Abdulrohman menambahkan, informasi yang diterima keluarga, sebelum kejadian korban pergi meninggalkan rumah pada 18 Maret 2021 malam.

Kesokkan harinya, ditemukan sepasang sandal jepit milik korban di Jembatan Blobo, Desa Sukoraharjo, Kecamatan Kepanjen, Kabupaten Malang. Lokasi sandal ditemukan tak jauh lokasi tempat tinggal suami korban. "Baru hari Sabtunya, korban ditemukan meninggal di Waduk Sengguruh," tuturnya.

Menurut Abdulrohman, dengan adanya proses autopsi keluarga ingin mengetahui penyebab pasti kematian korban. Selama ini, korban diduga bunuh diri dengan meloncat ke aliran sungai.

Baca Juga : Cerita Pekerja Pindahkan 740 Makam untuk Pembangunan Kantor Kelurahan

"Kami keluarga ingin mengetahui pasti penyebab kematian korban, dengan dilakukan autopsi," tuturnya.

Terpisah Kapolres Malang AKBP Hendri Umar menuturkan, dari hasil pembongkaran makam dan pemeriksaan awal dokter forensik tidak menemukan adanya tindakan kematian yang tidak wajar kepada korban.

"Dari keterangan awal dokter forensik memang benar ini adalah kecelakaan tidak ada sifatnya mengenai penganiayaan, atau ke pembunuhan, tidak ada," ujarnya.

Luka yang dicurigai keluarga korban dikatakan Hendri, sebab adanya benturan saat korban terjatuh ke sungai dan terbawa arus aliran sungai hingga ke Bendungan Sengguruh, Kepanjen.

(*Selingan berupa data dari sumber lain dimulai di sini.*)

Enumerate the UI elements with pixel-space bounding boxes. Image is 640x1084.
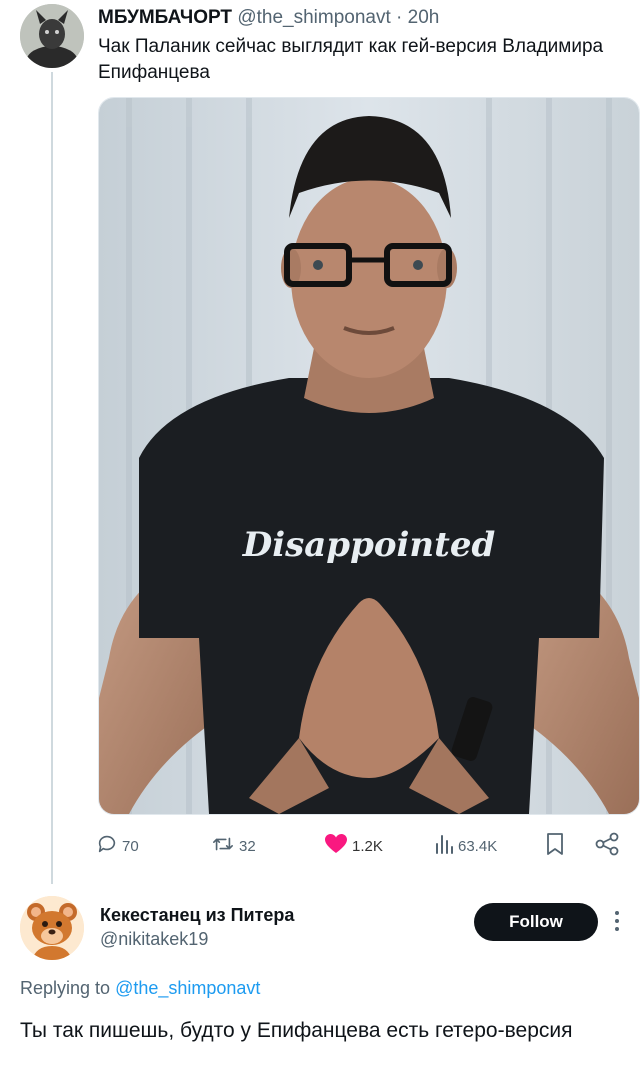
tweet-content: МБУМБАЧОРТ @the_shimponavt · 20h Чак Пал… bbox=[98, 6, 628, 86]
author-display-name[interactable]: МБУМБАЧОРТ bbox=[98, 7, 232, 28]
tweet-header: МБУМБАЧОРТ @the_shimponavt · 20h bbox=[98, 6, 628, 30]
reply-text: Ты так пишешь, будто у Епифанцева есть г… bbox=[20, 1019, 573, 1042]
bookmark-icon bbox=[544, 832, 570, 860]
tweet-timestamp[interactable]: 20h bbox=[408, 7, 440, 28]
like-button[interactable]: 1.2K bbox=[324, 832, 383, 860]
tweet-text: Чак Паланик сейчас выглядит как гей-верс… bbox=[98, 36, 604, 83]
tweet-photo[interactable]: Disappointed bbox=[98, 97, 640, 815]
share-button[interactable] bbox=[594, 832, 624, 860]
views-count: 63.4K bbox=[458, 837, 498, 855]
reply-author-display-name[interactable]: Кекестанец из Питера bbox=[100, 903, 294, 927]
author-handle[interactable]: @the_shimponavt bbox=[237, 7, 390, 28]
reply-button[interactable]: 70 bbox=[96, 832, 139, 860]
comment-icon bbox=[96, 833, 122, 859]
bookmark-button[interactable] bbox=[544, 832, 570, 860]
heart-icon bbox=[324, 833, 352, 859]
share-icon bbox=[594, 832, 624, 860]
like-count: 1.2K bbox=[352, 837, 383, 855]
views-button[interactable]: 63.4K bbox=[434, 832, 497, 860]
tweet-action-bar: 70 32 1.2K 63.4K bbox=[96, 832, 632, 860]
avatar[interactable] bbox=[20, 896, 84, 960]
avatar[interactable] bbox=[20, 4, 84, 68]
replying-to-mention[interactable]: @the_shimponavt bbox=[115, 978, 260, 998]
replying-to-prefix: Replying to bbox=[20, 978, 111, 998]
views-bar-chart-icon bbox=[434, 833, 458, 859]
reply-count: 70 bbox=[122, 837, 139, 855]
retweet-icon bbox=[211, 833, 239, 859]
reply-author-handle[interactable]: @nikitakek19 bbox=[100, 927, 294, 951]
replying-to-line: Replying to @the_shimponavt bbox=[20, 978, 260, 999]
shirt-print-text: Disappointed bbox=[242, 525, 496, 565]
reply-author[interactable]: Кекестанец из Питера @nikitakek19 bbox=[100, 903, 294, 951]
more-options-icon[interactable] bbox=[614, 910, 620, 937]
separator-dot: · bbox=[396, 7, 403, 28]
retweet-count: 32 bbox=[239, 837, 256, 855]
retweet-button[interactable]: 32 bbox=[211, 832, 256, 860]
follow-button[interactable]: Follow bbox=[474, 903, 598, 941]
thread-connector-line bbox=[51, 72, 53, 884]
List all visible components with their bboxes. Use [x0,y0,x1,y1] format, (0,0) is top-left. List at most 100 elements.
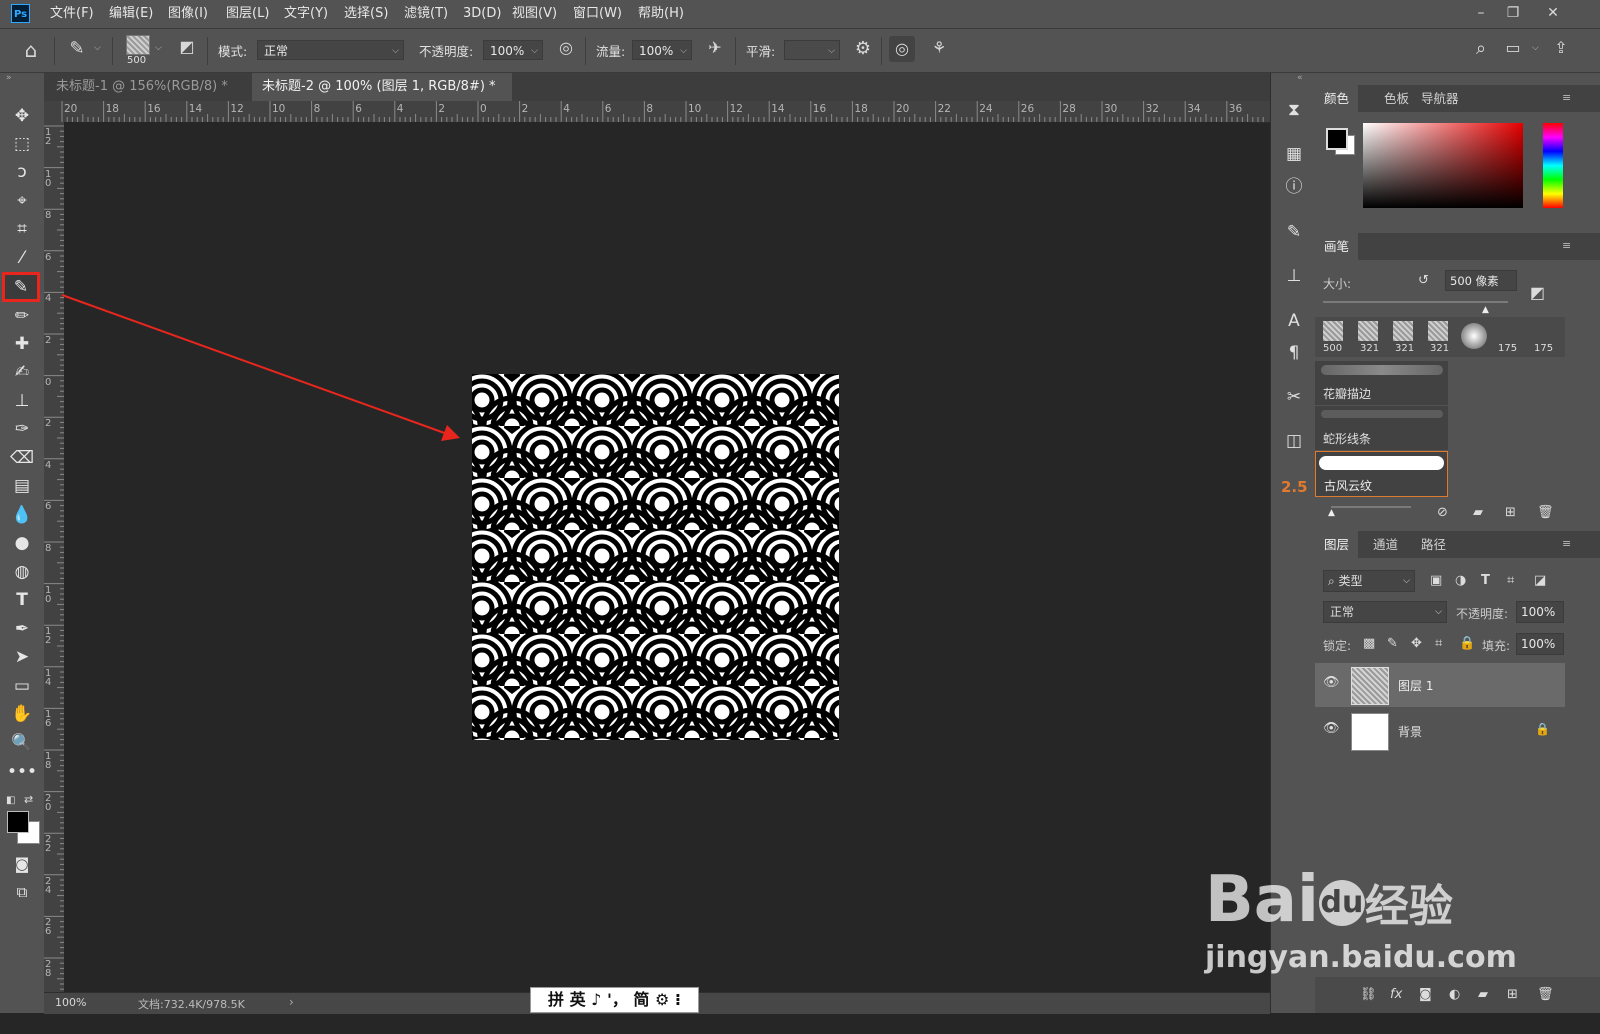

"Luka yang ditemukan di tubuh korban, awalnya di pelipis mata, itu saat jatuh kena tebing itu membuat tidak sadarkan diri. luka-luka lainnya tergores, segala macamnya bisa dikatakan itu karena kena batu, atau benda-benda itu saat hanyut di sungai tersebut," tuturnya.

"Jadi nanti kami menunggu klarifikasi resmi dari dokter forensik. Info awal tidak mengarah ke tanda penganiayaan atau pembunuhan," ucapnya.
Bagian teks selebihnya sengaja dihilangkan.